Once I got home, I measured with a hydrometer and found that I had about 5% alcohol potential. At this point, I could simply add yeast, let it ferment, and when it was done I would have a very nice ale. However, this is to be a braggot, not an ale, so I added enough honey to bring the total alcohol potential up to 12%. This alcohol potential is a bit lower than what I usually go with for a mead, but for a braggot I think it will leave a nice flavor. Any beer that is more than 9 or 10% has a very strong flavor (at least of the one’s I’ve sampled) and I want this to be very drinkable. So 12% it is:
Lastly, the yeast was pitched, I added the wort/must into the carboy, shook it up well to oxidize, and sealed it off with an airlock:
And there you have it! After reading this post you will know how to make beer from whole grains, in addition to braggot. Thanks again to Kevin for sharing his process with me!

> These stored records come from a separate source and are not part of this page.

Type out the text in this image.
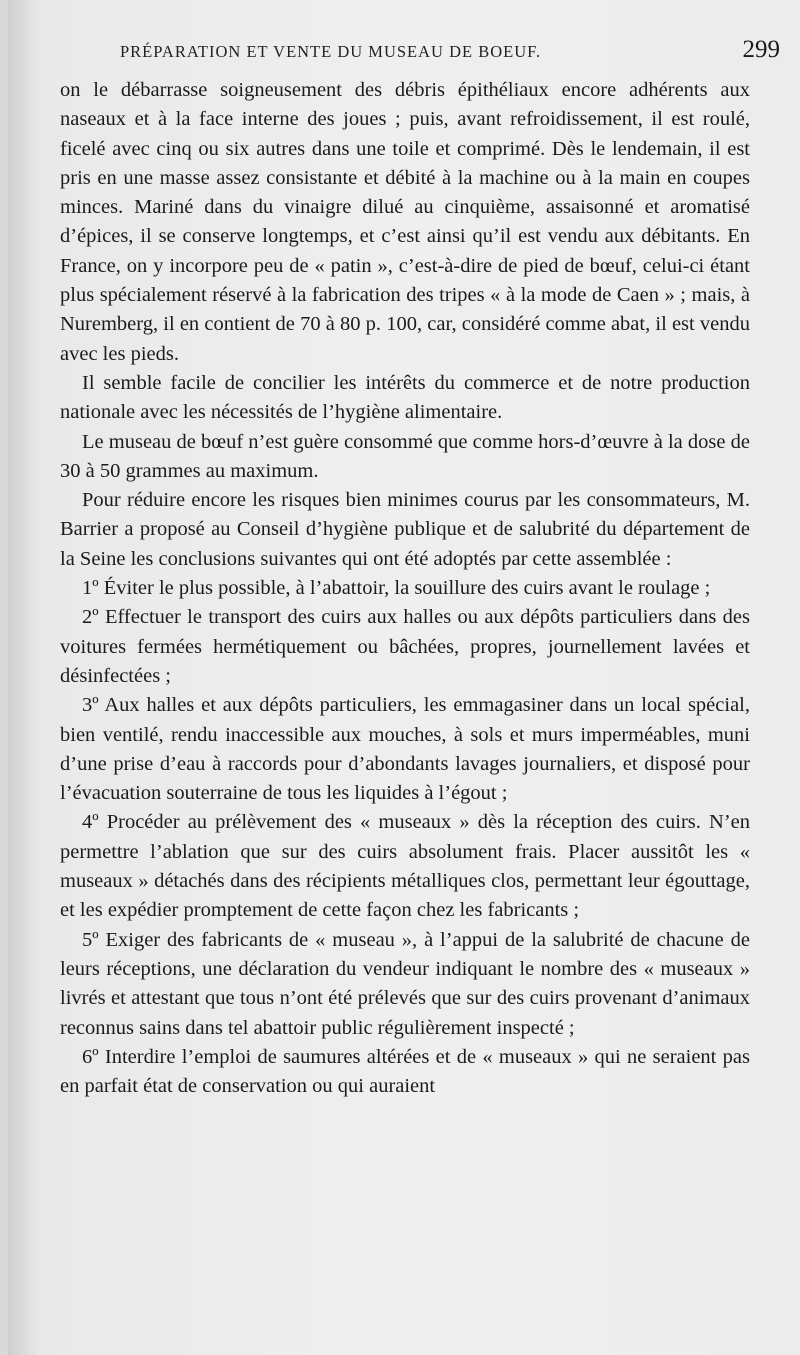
PRÉPARATION ET VENTE DU MUSEAU DE BOEUF.	299

on le débarrasse soigneusement des débris épithéliaux encore adhérents aux naseaux et à la face interne des joues ; puis, avant refroidissement, il est roulé, ficelé avec cinq ou six autres dans une toile et comprimé. Dès le lendemain, il est pris en une masse assez consistante et débité à la machine ou à la main en coupes minces. Mariné dans du vinaigre dilué au cinquième, assaisonné et aromatisé d’épices, il se conserve longtemps, et c’est ainsi qu’il est vendu aux débitants. En France, on y incorpore peu de « patin », c’est-à-dire de pied de bœuf, celui-ci étant plus spécialement réservé à la fabrication des tripes « à la mode de Caen » ; mais, à Nuremberg, il en contient de 70 à 80 p. 100, car, considéré comme abat, il est vendu avec les pieds.

Il semble facile de concilier les intérêts du commerce et de notre production nationale avec les nécessités de l’hygiène alimentaire.

Le museau de bœuf n’est guère consommé que comme hors-d’œuvre à la dose de 30 à 50 grammes au maximum.

Pour réduire encore les risques bien minimes courus par les consommateurs, M. Barrier a proposé au Conseil d’hygiène publique et de salubrité du département de la Seine les conclusions suivantes qui ont été adoptés par cette assemblée :

1º Éviter le plus possible, à l’abattoir, la souillure des cuirs avant le roulage ;

2º Effectuer le transport des cuirs aux halles ou aux dépôts particuliers dans des voitures fermées hermétiquement ou bâchées, propres, journellement lavées et désinfectées ;

3º Aux halles et aux dépôts particuliers, les emmagasiner dans un local spécial, bien ventilé, rendu inaccessible aux mouches, à sols et murs imperméables, muni d’une prise d’eau à raccords pour d’abondants lavages journaliers, et disposé pour l’évacuation souterraine de tous les liquides à l’égout ;

4º Procéder au prélèvement des « museaux » dès la réception des cuirs. N’en permettre l’ablation que sur des cuirs absolument frais. Placer aussitôt les « museaux » détachés dans des récipients métalliques clos, permettant leur égouttage, et les expédier promptement de cette façon chez les fabricants ;

5º Exiger des fabricants de « museau », à l’appui de la salubrité de chacune de leurs réceptions, une déclaration du vendeur indiquant le nombre des « museaux » livrés et attestant que tous n’ont été prélevés que sur des cuirs provenant d’animaux reconnus sains dans tel abattoir public régulièrement inspecté ;

6º Interdire l’emploi de saumures altérées et de « museaux » qui ne seraient pas en parfait état de conservation ou qui auraient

From here, the process will be similar to any other mead; I’ll let it go until fermentation slows/stops, then I will rack it, allow it to clear, and I will bottle it, most likely into grolsch bottles. I doubt if I’ll use my traditional wine bottles, simply because braggot should be consumed while fresh, and not aged like other meads.
UPDATE: June 26. Racking.
To my surprise, this batch finished primary fermentation in about 2 weeks. The fermentation was very fast compared to normal mead; this is because there is much more yeast nutrients in the grain sugars than in plain honey. The airlock was literally bubbling 4-6x faster for this batch than it normally does. I racked this into another glass carboy on June 26, at which point I took an 11% alcohol potential reading.
UPDATE: July 8. Bottling.
I bottled the braggot tonight. Unfortunately most of the pictures I took didn’t come out, but I will explain the process. It’s a bit different for a braggot, because we want it to carbonate inside the bottle. This is accomplished by adding fresh sugar — called “priming sugar” — for the yeast to ferment inside the bottle; since the bottle is airtight (with a cap), the carbon dioxide cannot escape and instead dissolves inside the liquid. Typically, beers that have been “bottle conditioned” in this way are ready to drink in a week or two after bottling.
Specifically, I had some leftover dried malt extract that I could use as a priming sugar:
The formula I used comes from Charlie Papazian’s The Complete Joy Of Homebrewing. For 2.5 gallons of braggot (or beer), I need 5/8c of malt extract for a priming sugar. I dissolved this sugar into about a cup of spring water:
I heated this up enough to get all the sugar to dissolve. Then I poured this sugar water into the bottom of a plastic brewing vessel with a valve at the bottom, that I used to use regularly when bottling beers. Then, I siphoned the braggot into this same vessel, so that the sugar water would evenly dissolve. From there, I was able to fill each bottle with a siphoning tube just by using the valve, without having to siphon:
You can see the result in the above photo, I got 14 12oz bottles, and 4 22oz bottles all told, including losing some of it due to being careless and having a bigger than usual spill. :-(
The braggot tastes delicious now, though it is flat; I can’t wait to try it in a week or two once it’s carbonated!